Com o passar do tempo, o sentido etimológico da palavra “erótico” se desfigurou, reduzindo o conceito a um tipo de satisfação carnal proibida (“sexo sem pecado é como ovo sem sal”, diria o cineasta Luís Buñuel), à nudez, à sacanagem, aos filmes pornôs. Confundiu-se Eros com Priapo, o deus do sexo, representado com um falo enorme, protetor dos reprodutores e símbolo da procriação. O Eros verdadeiro é o deus do amor no seu sentido integral, que engloba corpo e alma. A atração puramente física é animalesca e não humana. É apenas o bicho que tem o período do cio. O homem e a mulher se amam (ou deveriam se amar!) sempre e em todos os lugares por uma comunhão de sentimentos que transcende o aspecto corporal.
O erotismo, que verdadeiramente funciona e faz perdurar a atração recíproca por longo tempo, está no olhar apaixonado, na admiração que o amante sente pelas qualidades físicas e espirituais que consegue enxergar na pessoa amada. A função erótica, que estimula o desejo de uma forma mais duradoura, está evidenciada na poesia lírica, na pintura, na dança, nos filmes sentimentais, na arte em geral, pois supera o nível do real e penetra no mundo da fantasia, do sonho, do vago sentimento do inacessível. Por esse prisma, os Cânticos de Salomão e a poesia trovadoresca são mais eróticos do que o Kama Sutra. O erotismo está mais no sugerir do que no mostrar totalmente, no claro-escuro, na promessa do idílio, no mistério a ser desvendado, na repetição do ato do amor como se fosse sempre pela primeira vez. Como diz a poeta Adélia Prado, “erótica é a alma”! Só que conhecer o espírito de alguém é bem mais difícil do que lhe conhecer o corpo. Manuel Bandeira nos oferece uma reflexão interessante a respeito:
“Deixa o teu corpo entender-se com outro corpo.

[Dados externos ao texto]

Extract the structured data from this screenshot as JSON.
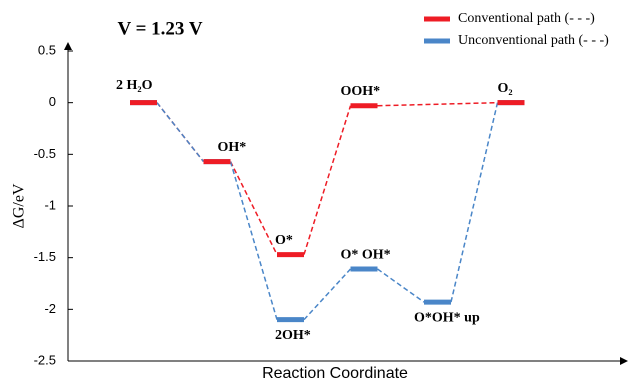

Porque corpos se entendem; as almas, nem sempre”.
E, sobre a necessidade da renovação do desejo erótico, esta bela imagem do poeta Mário Quintana: “amar é mudar a alma de casa”. Enfim o erotismo, entendido como prática do amor num sentido bem geral, é onipresente a qualquer atividade humana bem sucedida. A escritora existencialista francesa, Simone de Beauvoir, companheira do poeta-filósofo Jean-Paul Sartre, é quem melhor define a essência da relação carnal: “O erotismo implica uma reivindicação do instante contra o tempo, do indivíduo contra a sociedade”.
E Paris meus amigos e amigas é o cenário intelectual e romântico de Eros e do erótico e por isso lá me sinto viva. E vale a pena mais esta volta, e outras tantas que forem necessárias para viver como amante a cidade-luz entre arte, gastronomia, literatura e multiculturalidade.
Tem razão melhor que esta? Se preparem para viajarem de forma erótica comigo no final de outubro. Porque Eros é pulsão de vida. Rana me perguntou ontem quando chego e se estou voltando para Paris para vê-lo.
“Rana acho importante você entender que Paris existe na minha vida antes de você, e seguirá existindo com ou sem você.”
“Eu entendo Paty!”
“Que bom, pois assim poderemos viver o que realmente podemos ter: amor erótico com você. E Paris para mim é para sempre.”
O combinando não sai caro pra ninguém foi o que me ensinou a minha amiga milennium Fer.